Ortsgeschichte
Die alte Herrschaft Reichenau lag mitten im so genannten Freiwald, ein Rest des ursprünglichen Nordwaldes. Der östliche Ausläufer des Böhmerwaldes im Grenzgebiet von Österreich, Tschechien und Bayern umfasste einst die Waldgebiete zwischen Weitra und Rappottenstein in Niederösterreich, Reichenstein und Freistadt in Oberösterreich sowie Nové Hrady/Gratzen in Südböhmen. Bis zum 14. Jahrhundert blieb dieses geschlossene Waldgebiet von Rodungstätigkeit nahezu unberührt. Seit alters her handelte es sich dabei um einen „freien“ Wald, also um einen Wald, der von jedem genutzt werden durfte. Dies ergab auch eine von Herzog Albrecht 1376 veranlasste Untersuchung. Basierend auf diesen Rechtsverhältnissen gestattete Herzog Albrecht den Bewohnern der Stadt und des Landgerichtes Weitra, den „Freiwald“ ohne Zins und Hindernis zu nutzen. Erst 1614 wurde diese Freiheit von der Herrschaft Weitra aufgehoben.

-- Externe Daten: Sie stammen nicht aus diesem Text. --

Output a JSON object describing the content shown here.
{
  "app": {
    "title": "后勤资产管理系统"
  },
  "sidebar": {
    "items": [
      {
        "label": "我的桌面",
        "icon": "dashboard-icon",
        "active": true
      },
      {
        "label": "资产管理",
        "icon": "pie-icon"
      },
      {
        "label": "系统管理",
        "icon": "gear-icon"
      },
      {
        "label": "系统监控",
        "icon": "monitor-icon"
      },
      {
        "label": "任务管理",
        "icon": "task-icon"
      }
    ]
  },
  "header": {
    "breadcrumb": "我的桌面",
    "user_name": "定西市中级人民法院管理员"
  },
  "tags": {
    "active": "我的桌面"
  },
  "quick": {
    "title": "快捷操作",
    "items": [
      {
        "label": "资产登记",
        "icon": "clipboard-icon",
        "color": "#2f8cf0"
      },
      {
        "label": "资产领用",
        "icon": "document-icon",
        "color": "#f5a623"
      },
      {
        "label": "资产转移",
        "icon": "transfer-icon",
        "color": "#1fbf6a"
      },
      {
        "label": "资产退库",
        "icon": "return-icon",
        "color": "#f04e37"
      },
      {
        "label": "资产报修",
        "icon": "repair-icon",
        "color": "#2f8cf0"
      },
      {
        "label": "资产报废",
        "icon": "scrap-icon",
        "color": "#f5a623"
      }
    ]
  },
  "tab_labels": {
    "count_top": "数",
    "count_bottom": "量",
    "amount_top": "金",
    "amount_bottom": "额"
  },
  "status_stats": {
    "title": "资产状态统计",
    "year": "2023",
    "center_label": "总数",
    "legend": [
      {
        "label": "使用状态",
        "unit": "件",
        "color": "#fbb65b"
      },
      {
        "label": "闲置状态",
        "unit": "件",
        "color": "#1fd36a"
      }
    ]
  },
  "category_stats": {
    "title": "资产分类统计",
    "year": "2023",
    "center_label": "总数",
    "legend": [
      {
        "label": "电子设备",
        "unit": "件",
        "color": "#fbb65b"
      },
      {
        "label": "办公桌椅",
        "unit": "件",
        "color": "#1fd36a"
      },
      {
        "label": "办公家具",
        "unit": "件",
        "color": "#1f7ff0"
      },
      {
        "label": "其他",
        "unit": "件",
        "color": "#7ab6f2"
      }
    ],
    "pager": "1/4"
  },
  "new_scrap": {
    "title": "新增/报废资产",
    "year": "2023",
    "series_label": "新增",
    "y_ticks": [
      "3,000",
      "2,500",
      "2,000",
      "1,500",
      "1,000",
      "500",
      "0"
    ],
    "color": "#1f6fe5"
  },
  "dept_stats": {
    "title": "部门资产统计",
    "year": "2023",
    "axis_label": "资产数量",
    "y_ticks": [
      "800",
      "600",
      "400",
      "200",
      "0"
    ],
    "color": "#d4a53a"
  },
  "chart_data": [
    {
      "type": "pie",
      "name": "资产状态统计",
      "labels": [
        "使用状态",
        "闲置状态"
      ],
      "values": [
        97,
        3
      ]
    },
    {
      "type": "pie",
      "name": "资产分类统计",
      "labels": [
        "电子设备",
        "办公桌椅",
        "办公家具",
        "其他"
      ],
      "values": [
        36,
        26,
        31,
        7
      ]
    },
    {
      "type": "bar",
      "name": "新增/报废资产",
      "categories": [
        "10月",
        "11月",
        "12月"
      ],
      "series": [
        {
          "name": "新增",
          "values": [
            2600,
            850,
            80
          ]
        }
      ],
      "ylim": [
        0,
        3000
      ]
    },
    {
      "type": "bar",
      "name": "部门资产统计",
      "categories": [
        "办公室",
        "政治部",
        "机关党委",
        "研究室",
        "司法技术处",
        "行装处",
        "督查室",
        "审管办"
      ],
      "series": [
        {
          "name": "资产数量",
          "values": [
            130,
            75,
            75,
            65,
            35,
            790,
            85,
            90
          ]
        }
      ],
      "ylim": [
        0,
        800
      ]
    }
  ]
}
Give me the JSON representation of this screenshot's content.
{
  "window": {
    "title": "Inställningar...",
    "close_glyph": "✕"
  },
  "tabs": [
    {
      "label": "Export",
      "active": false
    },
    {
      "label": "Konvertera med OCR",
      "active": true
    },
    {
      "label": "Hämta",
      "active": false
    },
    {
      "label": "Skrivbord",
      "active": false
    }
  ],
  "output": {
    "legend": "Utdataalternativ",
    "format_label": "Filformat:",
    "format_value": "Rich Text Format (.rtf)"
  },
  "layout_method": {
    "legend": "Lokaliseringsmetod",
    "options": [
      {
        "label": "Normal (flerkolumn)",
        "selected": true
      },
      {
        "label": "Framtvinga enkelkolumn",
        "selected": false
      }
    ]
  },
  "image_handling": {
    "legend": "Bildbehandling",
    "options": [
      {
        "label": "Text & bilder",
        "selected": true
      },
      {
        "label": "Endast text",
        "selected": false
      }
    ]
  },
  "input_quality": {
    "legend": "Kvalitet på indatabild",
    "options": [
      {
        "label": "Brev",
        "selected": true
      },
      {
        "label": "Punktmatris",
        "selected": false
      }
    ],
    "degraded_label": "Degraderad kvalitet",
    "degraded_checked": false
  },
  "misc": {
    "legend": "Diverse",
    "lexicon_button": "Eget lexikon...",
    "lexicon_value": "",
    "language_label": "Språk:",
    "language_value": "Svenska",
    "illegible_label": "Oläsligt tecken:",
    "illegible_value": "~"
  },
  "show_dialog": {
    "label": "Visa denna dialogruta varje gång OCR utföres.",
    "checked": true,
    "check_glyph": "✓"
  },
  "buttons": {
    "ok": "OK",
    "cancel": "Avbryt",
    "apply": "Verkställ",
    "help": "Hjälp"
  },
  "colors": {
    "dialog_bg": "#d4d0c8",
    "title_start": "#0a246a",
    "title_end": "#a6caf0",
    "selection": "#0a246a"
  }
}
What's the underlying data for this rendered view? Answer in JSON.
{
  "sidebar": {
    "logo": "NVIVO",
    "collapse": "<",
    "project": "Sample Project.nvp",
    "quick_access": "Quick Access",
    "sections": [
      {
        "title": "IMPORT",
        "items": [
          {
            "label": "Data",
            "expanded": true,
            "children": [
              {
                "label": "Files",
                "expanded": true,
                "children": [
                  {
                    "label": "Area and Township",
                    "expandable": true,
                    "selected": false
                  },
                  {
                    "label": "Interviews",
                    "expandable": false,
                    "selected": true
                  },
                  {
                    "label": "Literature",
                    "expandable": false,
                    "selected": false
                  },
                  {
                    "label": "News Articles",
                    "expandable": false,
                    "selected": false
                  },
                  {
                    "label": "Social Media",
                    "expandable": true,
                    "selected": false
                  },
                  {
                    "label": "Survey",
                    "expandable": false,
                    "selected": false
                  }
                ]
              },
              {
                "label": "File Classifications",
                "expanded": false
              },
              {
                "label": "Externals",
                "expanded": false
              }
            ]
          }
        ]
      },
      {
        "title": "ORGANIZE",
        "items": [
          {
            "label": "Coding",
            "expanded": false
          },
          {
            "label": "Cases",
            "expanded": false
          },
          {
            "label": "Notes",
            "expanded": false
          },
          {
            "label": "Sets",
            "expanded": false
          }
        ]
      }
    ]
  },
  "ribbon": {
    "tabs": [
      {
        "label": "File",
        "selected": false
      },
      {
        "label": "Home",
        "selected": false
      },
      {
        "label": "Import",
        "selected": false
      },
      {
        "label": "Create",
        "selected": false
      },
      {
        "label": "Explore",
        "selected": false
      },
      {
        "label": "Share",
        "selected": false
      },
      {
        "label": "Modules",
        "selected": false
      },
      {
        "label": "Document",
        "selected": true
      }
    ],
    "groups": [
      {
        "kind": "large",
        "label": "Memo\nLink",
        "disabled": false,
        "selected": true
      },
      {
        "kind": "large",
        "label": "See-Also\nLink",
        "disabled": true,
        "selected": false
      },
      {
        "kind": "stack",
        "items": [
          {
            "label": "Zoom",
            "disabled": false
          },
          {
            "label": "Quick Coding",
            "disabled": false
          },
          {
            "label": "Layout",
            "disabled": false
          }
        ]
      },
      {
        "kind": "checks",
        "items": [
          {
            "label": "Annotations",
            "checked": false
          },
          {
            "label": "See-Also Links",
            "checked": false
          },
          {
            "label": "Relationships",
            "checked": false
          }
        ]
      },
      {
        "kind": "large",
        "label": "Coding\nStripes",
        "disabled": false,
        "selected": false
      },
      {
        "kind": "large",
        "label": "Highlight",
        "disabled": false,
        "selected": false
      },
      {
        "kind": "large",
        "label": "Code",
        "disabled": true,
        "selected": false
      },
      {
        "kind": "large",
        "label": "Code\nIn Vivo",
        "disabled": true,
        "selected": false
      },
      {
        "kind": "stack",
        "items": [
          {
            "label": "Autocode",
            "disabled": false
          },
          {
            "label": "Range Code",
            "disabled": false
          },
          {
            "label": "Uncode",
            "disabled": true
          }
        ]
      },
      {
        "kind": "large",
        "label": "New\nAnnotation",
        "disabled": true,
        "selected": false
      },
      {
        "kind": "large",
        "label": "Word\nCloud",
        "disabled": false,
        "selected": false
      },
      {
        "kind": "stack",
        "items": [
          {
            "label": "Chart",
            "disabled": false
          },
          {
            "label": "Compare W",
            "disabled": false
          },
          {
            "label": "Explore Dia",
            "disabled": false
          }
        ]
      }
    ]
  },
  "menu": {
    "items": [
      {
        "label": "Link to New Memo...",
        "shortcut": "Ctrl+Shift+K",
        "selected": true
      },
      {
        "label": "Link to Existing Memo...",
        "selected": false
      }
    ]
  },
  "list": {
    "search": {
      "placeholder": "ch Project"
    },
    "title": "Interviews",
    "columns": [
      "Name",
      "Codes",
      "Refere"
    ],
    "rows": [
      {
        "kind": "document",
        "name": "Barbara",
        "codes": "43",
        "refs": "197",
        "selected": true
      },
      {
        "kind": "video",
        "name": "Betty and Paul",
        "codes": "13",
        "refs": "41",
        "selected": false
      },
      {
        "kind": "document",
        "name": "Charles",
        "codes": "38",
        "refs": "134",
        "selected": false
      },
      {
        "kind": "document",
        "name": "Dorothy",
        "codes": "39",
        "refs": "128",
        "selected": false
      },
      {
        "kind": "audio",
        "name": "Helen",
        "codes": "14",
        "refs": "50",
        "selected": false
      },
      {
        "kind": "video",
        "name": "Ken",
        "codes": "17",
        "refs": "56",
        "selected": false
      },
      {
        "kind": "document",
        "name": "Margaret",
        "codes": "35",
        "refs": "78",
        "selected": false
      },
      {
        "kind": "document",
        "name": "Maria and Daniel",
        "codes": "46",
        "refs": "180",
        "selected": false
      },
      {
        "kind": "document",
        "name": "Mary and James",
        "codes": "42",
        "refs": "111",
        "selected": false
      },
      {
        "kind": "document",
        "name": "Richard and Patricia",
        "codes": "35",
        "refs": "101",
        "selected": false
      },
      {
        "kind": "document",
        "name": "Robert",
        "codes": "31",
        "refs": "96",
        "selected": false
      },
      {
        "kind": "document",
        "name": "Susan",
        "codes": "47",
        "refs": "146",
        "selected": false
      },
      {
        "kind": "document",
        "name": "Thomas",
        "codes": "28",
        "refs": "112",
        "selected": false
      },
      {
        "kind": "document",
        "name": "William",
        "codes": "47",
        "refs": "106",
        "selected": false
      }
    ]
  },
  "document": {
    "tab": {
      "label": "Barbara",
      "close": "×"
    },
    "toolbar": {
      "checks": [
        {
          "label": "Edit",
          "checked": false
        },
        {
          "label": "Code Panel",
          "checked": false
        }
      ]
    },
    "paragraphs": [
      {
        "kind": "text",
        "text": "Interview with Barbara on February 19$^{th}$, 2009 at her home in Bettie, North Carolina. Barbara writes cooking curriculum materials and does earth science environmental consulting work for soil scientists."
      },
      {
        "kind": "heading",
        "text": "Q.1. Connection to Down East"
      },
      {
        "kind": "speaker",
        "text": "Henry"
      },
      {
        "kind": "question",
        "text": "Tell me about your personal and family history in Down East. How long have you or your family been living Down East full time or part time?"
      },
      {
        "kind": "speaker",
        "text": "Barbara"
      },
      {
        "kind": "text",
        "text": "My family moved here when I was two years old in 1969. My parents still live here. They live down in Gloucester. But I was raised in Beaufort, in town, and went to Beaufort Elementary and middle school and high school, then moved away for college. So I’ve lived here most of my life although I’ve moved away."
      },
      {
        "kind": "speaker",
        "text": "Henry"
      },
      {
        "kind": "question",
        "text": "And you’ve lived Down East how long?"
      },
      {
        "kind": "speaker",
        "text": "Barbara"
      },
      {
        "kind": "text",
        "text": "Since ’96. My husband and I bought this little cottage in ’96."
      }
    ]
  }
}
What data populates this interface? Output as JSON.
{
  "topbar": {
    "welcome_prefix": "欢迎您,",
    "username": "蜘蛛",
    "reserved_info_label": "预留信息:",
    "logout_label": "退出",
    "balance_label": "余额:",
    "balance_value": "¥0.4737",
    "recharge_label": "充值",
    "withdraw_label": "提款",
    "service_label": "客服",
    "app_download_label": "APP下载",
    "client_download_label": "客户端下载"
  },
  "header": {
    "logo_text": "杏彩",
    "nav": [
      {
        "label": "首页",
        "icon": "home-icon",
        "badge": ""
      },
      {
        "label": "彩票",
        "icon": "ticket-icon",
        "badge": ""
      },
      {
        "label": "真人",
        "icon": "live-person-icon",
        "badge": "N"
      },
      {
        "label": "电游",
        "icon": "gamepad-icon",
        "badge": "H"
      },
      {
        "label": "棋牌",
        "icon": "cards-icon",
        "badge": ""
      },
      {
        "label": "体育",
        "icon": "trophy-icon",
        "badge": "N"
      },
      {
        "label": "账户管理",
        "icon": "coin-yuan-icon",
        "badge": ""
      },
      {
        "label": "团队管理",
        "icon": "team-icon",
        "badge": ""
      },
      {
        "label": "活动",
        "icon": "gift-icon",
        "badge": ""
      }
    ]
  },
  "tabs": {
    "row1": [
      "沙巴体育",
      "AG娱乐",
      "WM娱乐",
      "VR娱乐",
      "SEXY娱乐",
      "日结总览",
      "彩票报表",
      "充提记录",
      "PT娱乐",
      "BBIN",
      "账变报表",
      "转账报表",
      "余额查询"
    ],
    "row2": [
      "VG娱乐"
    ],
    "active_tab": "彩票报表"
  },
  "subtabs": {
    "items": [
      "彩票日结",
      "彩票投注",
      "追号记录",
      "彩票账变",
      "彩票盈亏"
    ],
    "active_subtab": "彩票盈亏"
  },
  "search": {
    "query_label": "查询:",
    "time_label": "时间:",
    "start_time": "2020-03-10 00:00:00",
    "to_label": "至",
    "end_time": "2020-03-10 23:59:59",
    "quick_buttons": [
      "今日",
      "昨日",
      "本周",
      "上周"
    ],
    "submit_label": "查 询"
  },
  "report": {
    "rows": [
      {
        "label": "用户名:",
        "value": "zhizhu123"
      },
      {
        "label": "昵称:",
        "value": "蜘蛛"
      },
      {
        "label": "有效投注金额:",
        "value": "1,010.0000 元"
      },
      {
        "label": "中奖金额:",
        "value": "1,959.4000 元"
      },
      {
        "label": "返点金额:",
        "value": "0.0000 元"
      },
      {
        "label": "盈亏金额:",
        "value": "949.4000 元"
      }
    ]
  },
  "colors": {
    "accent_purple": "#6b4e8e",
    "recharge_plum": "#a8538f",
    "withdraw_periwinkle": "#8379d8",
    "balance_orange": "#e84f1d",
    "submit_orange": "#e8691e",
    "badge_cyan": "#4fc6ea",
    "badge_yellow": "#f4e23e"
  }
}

Gegen Ende des 13. Jahrhunderts dürfte diese südwestlich von Bad Großpertholz gelegene Streusiedlung Reichenau entstanden sein. Ihr Name (reiche Au = ein ertragreiches Augebiet) deutet auf fruchtbare Böden/Wiesen hin. 1340 findet sich die erste Nennung in einer Schenkungsurkunde, mit der der Weitraer Bürger Merklin dem Dechant Konrad von Krems ein Lehen übertrug. Der nächste Beleg stammt aus dem Jahr 1351: Mert der Stuchs von Trauttmansdorff verkaufte sein Gut zu Reichenau mit Großpertholz und Voitschlag dem Eberhard Wolf von Dachsberg zu Rappottenstein.
Das Vorkommen des Familiennamens „Glaser“ bereits 1499 und 1556 belegt das Vorkommen privater bäuerlicher Glashüttenbetriebe, die den Holzreichtum des Freiwaldes für die Glaserzeugung nutzten. Um 1599–1601 erfolgte durch den Herrschaftsinhaber Hartmann von Landau eine Umstrukturierung des Dorfes Reichenau zu einer Gutssiedlung mit Schwerpunkt auf der Glaserzeugung. 1653 erwarb Joachim Enzmüller, Freiherr und Graf von Windhaag das Gut und legte es mit seiner Herrschaft Großpertholz zusammen. In der 1654 erschienenen Ausgabe der Topographia Windhagiana findet sich ein Kupferstich mit der Ansicht der Reichenau Sambt der Vornehmbsten Glaashütten. Er zeigt das Herrenhaus und die Pflegerei, den Meierhof, die Glashütten mit Sandpocher, Meisterhaus, Altmeisterhaus, Glashäuser und die Veredelungsbetriebe (Glasmaler, Zinngießer). Ihre Blütezeit erlebte die Glashütte zwischen 1601 und 1686 – trotz des Einfalls der böhmischen Truppen 1620, die die Hütte niederbrannten. Über die Witwe Windhaags, die das Herrenhaus in Reichenau als Witwensitz gewählt hatte, kam die Herrschaft an die Lambergs, die sie 1685 an die Hackelbergs verkauften. Schon ein Jahr später ließ Karl Freiherr von Hackelberg-Landau in Karlstift eine neue Glashütte errichten – in einem noch unverbrauchten Waldgebiet.
Der Landschematismus von 1795 verzeichnete Reichenau als adeliges Gut und Dorf mit 38 Häusern. 1800 brannte das Herrenhaus ab. Nach der Aufhebung der Grundherrschaft bildete Reichenau mit dem Sternhof und dem Laisterhof 1850 eine eigene Gemeinde. 1887 wurde die schlichte Ortskapelle errichtet. Im Zuge der Kommunalstrukturverbesserung kam es 1971 zum Zusammenschluss mit Großpertholz.